How to Destroy a Seminary: 3. Start a Counselling Programme

 To quote Stephen Neill, “If mission is everything, then mission is nothing. If everything that the Church does is to be classified as ‘mission,’ we shall have to find a term for the Church’s particular responsibility for ‘the heathen,’ those who have never yet heard the name of Christ.”  Something similar needs to be said about the seminary.  ‘If every job is a vocation, and the seminary trains for vocations, then the seminary is a place to study for any job.’  Yet, you may object, Christian counselling is not just any job, it’s a ministry.  And then we’d have to discuss what is meant by Christian counselling, who teaches it, and what the curriculum entails.

And there are different answers to those questions.  If one means ‘pastoral counselling,’ then, by all means, gives some space in the seminary to this training.  If, however, one means by counselling a degree that is accredited by a secular accrediting agency and that teaches a curriculum for state licensure and certification, then the seminary has openned itself up to government restrictions on counselling for its faculty hiring, standards, and curriculum.

Moreover, counselling faculty with adequate training in theological subjects are hard to come by.

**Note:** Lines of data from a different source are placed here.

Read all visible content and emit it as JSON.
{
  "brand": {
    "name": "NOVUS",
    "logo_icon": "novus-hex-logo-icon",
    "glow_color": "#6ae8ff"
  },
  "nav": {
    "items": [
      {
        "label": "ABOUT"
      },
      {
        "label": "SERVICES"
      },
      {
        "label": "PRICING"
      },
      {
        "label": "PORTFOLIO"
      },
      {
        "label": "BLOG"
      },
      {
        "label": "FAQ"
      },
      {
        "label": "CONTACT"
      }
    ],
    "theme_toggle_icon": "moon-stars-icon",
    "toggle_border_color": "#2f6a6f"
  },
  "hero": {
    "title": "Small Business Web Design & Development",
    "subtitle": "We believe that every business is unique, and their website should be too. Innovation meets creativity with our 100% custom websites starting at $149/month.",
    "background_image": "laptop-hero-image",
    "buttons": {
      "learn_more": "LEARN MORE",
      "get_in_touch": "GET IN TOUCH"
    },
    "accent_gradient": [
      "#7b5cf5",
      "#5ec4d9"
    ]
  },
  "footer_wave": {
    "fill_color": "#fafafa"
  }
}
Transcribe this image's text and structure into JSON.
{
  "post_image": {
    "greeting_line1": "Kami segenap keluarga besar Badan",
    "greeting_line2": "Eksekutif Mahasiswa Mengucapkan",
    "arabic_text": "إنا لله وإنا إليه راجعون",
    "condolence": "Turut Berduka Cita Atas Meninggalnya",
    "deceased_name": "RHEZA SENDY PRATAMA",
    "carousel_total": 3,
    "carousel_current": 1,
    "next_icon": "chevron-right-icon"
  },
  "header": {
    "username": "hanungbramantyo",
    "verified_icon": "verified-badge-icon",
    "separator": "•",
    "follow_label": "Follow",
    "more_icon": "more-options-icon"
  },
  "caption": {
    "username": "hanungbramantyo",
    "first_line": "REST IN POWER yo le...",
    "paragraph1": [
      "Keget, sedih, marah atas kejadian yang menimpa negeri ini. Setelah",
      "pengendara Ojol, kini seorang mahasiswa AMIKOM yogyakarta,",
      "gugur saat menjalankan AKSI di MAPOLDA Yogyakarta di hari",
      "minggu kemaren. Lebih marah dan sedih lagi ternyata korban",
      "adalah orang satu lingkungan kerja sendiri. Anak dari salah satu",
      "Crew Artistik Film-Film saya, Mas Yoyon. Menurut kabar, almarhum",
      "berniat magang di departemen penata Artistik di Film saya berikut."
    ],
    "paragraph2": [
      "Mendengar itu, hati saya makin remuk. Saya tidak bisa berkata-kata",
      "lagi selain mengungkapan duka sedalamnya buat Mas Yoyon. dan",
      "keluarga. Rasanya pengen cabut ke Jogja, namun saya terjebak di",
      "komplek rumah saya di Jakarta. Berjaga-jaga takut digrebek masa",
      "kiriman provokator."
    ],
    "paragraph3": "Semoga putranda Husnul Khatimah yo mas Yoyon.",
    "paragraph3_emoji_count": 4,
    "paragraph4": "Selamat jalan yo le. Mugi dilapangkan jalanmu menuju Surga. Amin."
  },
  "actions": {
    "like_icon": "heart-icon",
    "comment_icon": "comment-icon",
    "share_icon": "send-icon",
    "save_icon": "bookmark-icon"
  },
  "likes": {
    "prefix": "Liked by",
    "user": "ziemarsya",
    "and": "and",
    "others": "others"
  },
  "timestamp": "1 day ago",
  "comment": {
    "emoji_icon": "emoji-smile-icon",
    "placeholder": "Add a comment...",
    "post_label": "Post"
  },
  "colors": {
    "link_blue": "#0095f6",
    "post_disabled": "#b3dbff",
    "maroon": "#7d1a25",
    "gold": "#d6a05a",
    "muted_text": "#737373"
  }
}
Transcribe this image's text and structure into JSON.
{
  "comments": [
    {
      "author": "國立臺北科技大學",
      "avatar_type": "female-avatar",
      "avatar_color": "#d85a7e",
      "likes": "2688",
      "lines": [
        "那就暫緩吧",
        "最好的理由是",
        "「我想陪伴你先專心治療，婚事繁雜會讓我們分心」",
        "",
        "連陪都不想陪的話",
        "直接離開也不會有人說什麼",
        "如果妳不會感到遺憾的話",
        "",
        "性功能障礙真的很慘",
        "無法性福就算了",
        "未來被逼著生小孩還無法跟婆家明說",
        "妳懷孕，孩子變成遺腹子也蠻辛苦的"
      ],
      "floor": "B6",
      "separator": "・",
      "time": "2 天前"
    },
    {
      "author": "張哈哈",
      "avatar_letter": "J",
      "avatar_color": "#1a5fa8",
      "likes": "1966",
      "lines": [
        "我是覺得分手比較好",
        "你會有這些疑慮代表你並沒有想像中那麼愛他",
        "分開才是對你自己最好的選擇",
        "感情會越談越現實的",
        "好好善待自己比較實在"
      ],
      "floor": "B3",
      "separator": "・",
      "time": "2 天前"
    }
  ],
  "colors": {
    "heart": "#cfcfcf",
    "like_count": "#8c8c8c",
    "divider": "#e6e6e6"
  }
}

That is a simple fact. They may have a few theology courses, since they are opting to teach in a seminary, but they are probably fairly ignorant of theological subjects, let alone have critically evaluated all the presuppositions in counselling with theology.  The rest of the faculty finds themselves biting their tongues when one of them addresses a topic touching on theology or attempts to engage the Biblical text.  If one believes that counselling is not just a social science but a ministry, and if one understands that Scripture and Christian theology cover crucial subjects that arise in most counselling sessions, then there needs to be advanced study in theology for counsellors.  Why not a PhD in theology before a doctorate in counselling?  This just does not happen enough of the time to support an ongoing programme in Christian counselling.

For one of my undergraduate majors, I studied psychology, taking most of the subjects one finds in an MA in Counselling at a seminary.  In my psychopathology course, my professor began by saying that, in this course, there would be no mention of sin.  I appreciated the point as I knew that many psychoses and neuroses, were not to be interpreted spiritually so much as psychologically.  I also knew that people could overspiritualise relational and psychological problems.  Yet I also knew that this lacuna would lead to misdiagnoses and inadequate treatments.  The human condition could not be analysed apart from sin, and some issues people face have demonic causes.  I remember one counselling professor at a seminary being shocked when I suggested that some ‘disorders’ may have to do with demon possession.  And I remember another counselling professor in a seminary say that, because of state licensure, she could not address the sin of homosexuality as a problem in any way.  If this was not a comment due to theological ignorance—or rejection of orthodoxy—it was a disconnect between the seminary and the counselling profession.  Or it was all three.

Finally, professors do not simply teach their subjects and then go home.  They sit on committees and in faculty meetings.  They vote on other candidates for positions in ethics, theology, Bible, Church history, preaching, and so forth.  Giving a counselling professor an equal vote with a theologian in a seminary makes no sense.  Counselling professors also get to weigh in on the curriculum.  How about substituting the usual ethics course for a course in professional ethics for counsellors for the students in counselling?  That happened, and the counselling students lost any meaningful ethics course that they should have gotten for doing their degree in a seminary.  When a whole counselling programme is started in a seminary, not just one counselling professor but several are added to the faculty, creating a sizeable voting bloc.

This point has nothing to do with the merits of counselling or Christians becoming counsellors.  It has to do primarily with locating a counselling programme in a seminary.  It would be far more sensible to have counselling as a graduate programme in a Christian university (though I see problems with that as well).  Be that as it may, if one really wants to destroy a seminary, one way to do so is to start a counselling programme with secular accreditation and licensure.